Pracownicy GWiK w gotowości do strajku ?

Blokowanie przez Wody Polskie zmian taryf za wodę – czytaj podwyżek dla mieszkańców – skutkuje problemami z płynnością finansowych w spółkach samorządowych zajmujących się gospodarką wodną na danym obszarze.

Kilka tygodni temu o problemach spółki GWiK informował Prezes Janusz Dawidziak, udzielając wywiadu dla gazety – Dziennik Goleniowski.

Prezes wspomniał, iż spółka jest w sytuacji bardzo trudnej i jeśli Wody Polskie nie podejmą z branżą wodociągową współpracy może dojść do momentu, w którym GWiK będzie zmuszony ograniczyć, a nawet wstrzymać dostawy wody do odbiorców.
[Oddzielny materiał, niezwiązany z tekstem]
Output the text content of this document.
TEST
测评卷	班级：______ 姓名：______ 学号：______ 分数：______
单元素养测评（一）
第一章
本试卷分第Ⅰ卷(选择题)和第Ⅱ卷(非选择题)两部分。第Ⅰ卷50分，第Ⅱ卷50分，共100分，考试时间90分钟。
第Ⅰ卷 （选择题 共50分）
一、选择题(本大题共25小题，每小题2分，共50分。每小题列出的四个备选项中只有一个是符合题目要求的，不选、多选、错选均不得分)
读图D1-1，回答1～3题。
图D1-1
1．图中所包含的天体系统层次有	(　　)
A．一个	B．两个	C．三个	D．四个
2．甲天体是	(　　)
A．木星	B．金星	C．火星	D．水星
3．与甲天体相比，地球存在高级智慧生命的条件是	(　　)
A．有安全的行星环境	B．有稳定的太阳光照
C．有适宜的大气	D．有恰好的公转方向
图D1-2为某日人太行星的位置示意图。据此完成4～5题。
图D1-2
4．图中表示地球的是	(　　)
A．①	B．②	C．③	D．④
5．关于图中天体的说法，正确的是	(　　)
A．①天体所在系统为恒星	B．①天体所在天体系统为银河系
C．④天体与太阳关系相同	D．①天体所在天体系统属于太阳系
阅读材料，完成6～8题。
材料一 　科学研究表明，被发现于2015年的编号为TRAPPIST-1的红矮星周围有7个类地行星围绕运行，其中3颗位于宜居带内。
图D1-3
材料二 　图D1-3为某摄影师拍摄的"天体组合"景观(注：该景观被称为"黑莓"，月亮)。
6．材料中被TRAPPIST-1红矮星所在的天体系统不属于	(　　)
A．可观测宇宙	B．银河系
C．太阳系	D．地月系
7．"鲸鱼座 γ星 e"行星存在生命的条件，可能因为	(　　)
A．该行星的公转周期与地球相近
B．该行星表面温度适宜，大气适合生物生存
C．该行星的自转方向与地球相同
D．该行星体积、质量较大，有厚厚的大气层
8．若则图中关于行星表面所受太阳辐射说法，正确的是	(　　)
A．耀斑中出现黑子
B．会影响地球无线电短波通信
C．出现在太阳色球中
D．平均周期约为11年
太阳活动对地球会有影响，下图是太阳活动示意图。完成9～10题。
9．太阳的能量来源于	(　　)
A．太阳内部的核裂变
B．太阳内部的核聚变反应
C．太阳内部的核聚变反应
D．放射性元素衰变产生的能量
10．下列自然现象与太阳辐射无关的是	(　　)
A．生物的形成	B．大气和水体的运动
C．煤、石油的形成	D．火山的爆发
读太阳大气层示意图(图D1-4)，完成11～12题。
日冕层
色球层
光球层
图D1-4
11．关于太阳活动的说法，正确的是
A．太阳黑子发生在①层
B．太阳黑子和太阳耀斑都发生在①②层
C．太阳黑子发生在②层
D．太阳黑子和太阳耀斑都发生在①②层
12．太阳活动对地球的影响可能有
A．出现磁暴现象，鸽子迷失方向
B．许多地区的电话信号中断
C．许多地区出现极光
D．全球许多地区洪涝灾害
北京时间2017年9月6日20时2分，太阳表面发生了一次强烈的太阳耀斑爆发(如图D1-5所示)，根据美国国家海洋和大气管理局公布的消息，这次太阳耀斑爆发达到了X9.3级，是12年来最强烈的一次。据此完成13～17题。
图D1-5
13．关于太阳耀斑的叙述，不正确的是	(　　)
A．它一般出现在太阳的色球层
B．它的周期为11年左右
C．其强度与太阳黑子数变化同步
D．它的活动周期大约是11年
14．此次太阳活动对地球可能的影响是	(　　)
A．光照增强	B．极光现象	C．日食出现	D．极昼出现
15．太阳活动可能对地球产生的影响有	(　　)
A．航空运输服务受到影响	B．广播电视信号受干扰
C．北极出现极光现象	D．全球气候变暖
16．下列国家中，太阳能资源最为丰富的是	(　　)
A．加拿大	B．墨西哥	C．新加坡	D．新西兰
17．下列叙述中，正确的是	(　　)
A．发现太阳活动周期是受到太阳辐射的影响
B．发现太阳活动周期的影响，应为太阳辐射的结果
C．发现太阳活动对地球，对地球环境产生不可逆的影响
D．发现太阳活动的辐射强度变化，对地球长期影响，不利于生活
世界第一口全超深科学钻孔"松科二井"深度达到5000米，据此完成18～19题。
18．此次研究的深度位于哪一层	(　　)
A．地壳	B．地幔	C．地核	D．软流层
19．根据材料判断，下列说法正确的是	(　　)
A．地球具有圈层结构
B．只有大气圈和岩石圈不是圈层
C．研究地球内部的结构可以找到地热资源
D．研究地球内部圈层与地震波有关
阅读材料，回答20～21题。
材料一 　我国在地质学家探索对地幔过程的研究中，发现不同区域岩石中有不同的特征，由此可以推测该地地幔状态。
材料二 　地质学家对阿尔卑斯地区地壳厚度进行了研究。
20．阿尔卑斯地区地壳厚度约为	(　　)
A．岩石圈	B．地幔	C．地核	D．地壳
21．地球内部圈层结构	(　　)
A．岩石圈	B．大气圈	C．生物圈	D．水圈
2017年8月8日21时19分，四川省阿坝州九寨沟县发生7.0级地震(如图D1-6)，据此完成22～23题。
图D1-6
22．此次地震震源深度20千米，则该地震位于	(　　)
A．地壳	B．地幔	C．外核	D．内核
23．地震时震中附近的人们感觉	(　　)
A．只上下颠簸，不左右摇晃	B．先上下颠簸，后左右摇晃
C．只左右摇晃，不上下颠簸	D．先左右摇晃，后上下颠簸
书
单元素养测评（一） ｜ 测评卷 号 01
Prezes nie wspomniał o jeszcze jednej istotnej kwestii. Do zatrzymania dostaw wody może dojść również z powodu braku siły fizycznej napędzającej przedsiębiorstwo, czyli krótko mówiąc z powodu strajku pracowników.

Z nieoficjalnych źródeł dowiedzieliśmy się, iż na najbliższy wtorek – 26.07.22 – przygotowywana jest akcja protestacyjna pracowników GWiK, wynikająca z braku podwyżek pensji. Pracownicy, na razie na spokojnie, zademonstrują swoje niezadowolenie oraz wyrażą niepokój z racji niestabilnej sytuacji finansowej przedsiębiorstwa. Na początek oflagują budynek oraz najprawdopodobniej zaangażują w akcję związki zawodowe.

Jaki będzie kolejny krok ? Czas pokaże.

Przemysław Daca – Prezes Wód Polskich – podkreślił, że dla niego “najważniejszy jest interes odbiorcy końcowego” i dlatego na pewno nie zgodzi się na “drastyczne podwyżki”, które mogłyby spowodować wykluczenie niektórych mieszkańców w dostępie do wody. “Wysokie podwyżki też będą wpływać proinflacyjne, dlatego apeluję do samorządowców, aby ograniczyli przerzucanie kosztów na mieszkańców. Aby zastanowili się, czy nie dopłacić do cen za wodę i ścieki jak to teraz robi 200 gmin w Polsce. Rozwiązaniem ograniczającym podwyżki jest też zmniejszenie opłat dzierżawnych, czy czasowe zmniejszenie podatków na infrastrukturę wodno-kanalizacyjne. Na pewno nie zgodzę się na drastyczne podwyżki szczególnie w przypadkach kiedy miasta nadal czerpią czerpią zyski z prowadzonej działalności spółek wodno-kanalizacyjnych” – powiedział prezes.

Szef Wód Polskich dodał, że każdy wniosek taryfowy będzie rozpatrywany indywidualnie przez regulatora.

Przemysław Daca – Prezes Wód Polskich – na jednej z konferencji poinformował, że już teraz część samorządów manipuluje danymi, które miałaby być podstawą do podwyżek. “Przykładem jest Rzeszów, czy Lublin, które w swoich niedawnych analizach wskazały, że spadnie im sprzedaż wody o kilkanaście procent tymczasem z powodu emigracji Ukraińskiej liczba mieszkańców w tych miastach wzrosła odpowiednio o 30 i 18 proc.” – mówi Daca.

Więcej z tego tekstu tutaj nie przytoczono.